I really doubt this is what the authors are thinking. If they think language models are fully general reasoners, why not highlight that? The abstract reasoning capacity of transformers has already been more clearly probed without the confounding aspects of natural language, and a priori there are few reasons to think a very large language-specific model should develop strong abilities here (while there are a priori reasons to think the abilities are subtle forms of text recognition/​memorization the authors’ methodology was not able to detect).

My best guess is that the authors imagine a factorization of the task into “knowing how to do it” and “knowing we are doing it right now.” Training on text teaches you how to do (real) arithmetic, and the few-shot prompts tell you “right now we are doing (real) arithmetic, not some other thing you know how to do.”

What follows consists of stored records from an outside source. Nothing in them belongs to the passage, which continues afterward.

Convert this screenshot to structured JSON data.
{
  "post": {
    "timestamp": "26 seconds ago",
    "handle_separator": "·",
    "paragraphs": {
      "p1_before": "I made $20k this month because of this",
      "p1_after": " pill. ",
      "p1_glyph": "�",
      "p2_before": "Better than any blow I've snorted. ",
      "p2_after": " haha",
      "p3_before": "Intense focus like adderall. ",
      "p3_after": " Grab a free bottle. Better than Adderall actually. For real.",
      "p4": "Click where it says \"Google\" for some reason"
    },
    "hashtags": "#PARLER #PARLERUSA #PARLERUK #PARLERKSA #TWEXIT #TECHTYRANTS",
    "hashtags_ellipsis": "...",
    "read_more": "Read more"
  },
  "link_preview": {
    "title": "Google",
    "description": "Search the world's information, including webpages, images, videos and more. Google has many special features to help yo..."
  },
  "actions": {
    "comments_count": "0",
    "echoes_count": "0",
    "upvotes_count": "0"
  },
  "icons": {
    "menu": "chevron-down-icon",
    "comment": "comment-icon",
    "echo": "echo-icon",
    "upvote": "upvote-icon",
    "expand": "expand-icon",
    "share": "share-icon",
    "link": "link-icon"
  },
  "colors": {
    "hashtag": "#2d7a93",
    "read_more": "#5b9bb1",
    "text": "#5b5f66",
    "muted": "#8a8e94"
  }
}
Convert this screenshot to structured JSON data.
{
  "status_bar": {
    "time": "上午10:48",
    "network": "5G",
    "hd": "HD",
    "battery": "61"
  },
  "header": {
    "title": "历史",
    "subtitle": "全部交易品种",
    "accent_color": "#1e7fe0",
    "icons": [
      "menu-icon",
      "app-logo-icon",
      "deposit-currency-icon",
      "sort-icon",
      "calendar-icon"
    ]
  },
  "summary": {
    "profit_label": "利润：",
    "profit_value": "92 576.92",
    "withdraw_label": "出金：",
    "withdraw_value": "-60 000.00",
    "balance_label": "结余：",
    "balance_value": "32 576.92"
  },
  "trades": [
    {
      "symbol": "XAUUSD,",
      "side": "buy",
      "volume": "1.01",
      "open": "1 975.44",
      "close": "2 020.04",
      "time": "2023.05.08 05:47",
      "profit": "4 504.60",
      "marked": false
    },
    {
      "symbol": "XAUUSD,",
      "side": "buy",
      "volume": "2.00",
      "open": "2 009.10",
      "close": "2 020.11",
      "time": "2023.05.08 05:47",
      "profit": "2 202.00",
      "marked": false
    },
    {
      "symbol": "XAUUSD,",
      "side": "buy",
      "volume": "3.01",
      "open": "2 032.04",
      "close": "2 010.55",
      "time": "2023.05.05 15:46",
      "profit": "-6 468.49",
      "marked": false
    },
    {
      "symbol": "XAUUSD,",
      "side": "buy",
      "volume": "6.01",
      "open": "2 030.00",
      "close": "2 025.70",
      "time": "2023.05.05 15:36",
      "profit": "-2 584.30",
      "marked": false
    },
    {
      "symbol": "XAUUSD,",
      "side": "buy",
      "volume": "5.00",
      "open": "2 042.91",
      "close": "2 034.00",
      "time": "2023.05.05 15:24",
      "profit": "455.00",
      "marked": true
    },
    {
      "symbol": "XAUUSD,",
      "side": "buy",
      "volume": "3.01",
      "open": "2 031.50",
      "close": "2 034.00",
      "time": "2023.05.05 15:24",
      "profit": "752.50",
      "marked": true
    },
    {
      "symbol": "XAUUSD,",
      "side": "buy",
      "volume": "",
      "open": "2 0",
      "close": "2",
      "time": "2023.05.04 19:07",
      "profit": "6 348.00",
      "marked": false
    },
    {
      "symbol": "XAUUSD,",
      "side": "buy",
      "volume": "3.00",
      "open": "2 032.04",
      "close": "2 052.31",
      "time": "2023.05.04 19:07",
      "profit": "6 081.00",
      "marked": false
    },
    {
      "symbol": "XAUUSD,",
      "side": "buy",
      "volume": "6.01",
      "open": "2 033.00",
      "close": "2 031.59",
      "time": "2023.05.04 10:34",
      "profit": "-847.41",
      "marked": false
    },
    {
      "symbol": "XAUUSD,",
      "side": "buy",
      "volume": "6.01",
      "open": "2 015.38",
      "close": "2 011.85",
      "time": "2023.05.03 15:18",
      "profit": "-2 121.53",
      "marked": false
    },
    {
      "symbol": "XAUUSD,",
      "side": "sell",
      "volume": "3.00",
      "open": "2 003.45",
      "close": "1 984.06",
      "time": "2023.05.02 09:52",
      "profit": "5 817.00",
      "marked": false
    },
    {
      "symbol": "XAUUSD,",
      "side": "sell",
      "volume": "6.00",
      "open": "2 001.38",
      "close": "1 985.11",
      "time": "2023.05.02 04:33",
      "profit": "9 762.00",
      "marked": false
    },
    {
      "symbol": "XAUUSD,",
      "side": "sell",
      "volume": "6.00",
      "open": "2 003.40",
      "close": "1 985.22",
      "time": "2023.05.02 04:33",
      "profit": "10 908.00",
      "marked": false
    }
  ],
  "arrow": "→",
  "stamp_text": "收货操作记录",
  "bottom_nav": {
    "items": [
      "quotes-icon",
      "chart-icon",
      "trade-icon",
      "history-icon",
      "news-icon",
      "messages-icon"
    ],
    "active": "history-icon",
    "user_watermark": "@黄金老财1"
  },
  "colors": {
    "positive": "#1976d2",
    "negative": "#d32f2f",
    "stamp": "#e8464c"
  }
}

But arithmetic is a really bad choice if you want to probe this! The authors use K=50 here, meaning they give the model 50 correct examples of simple math problems to let it “locate the task.” But no one who can do this task should need 50 examples of it.

What information is conveyed by example #50 that wasn’t already known by example #49? What are we ruling out here? Trollish formal systems that look like addition 98% of the time? “Addition, except ’52′ actually means ’37′ but everything else is the same?” Do we have to rule this out when you should have (and the model must have) a strong prior towards real addition?

I don’t know what the authors are trying to do here, and I think they may not know, either.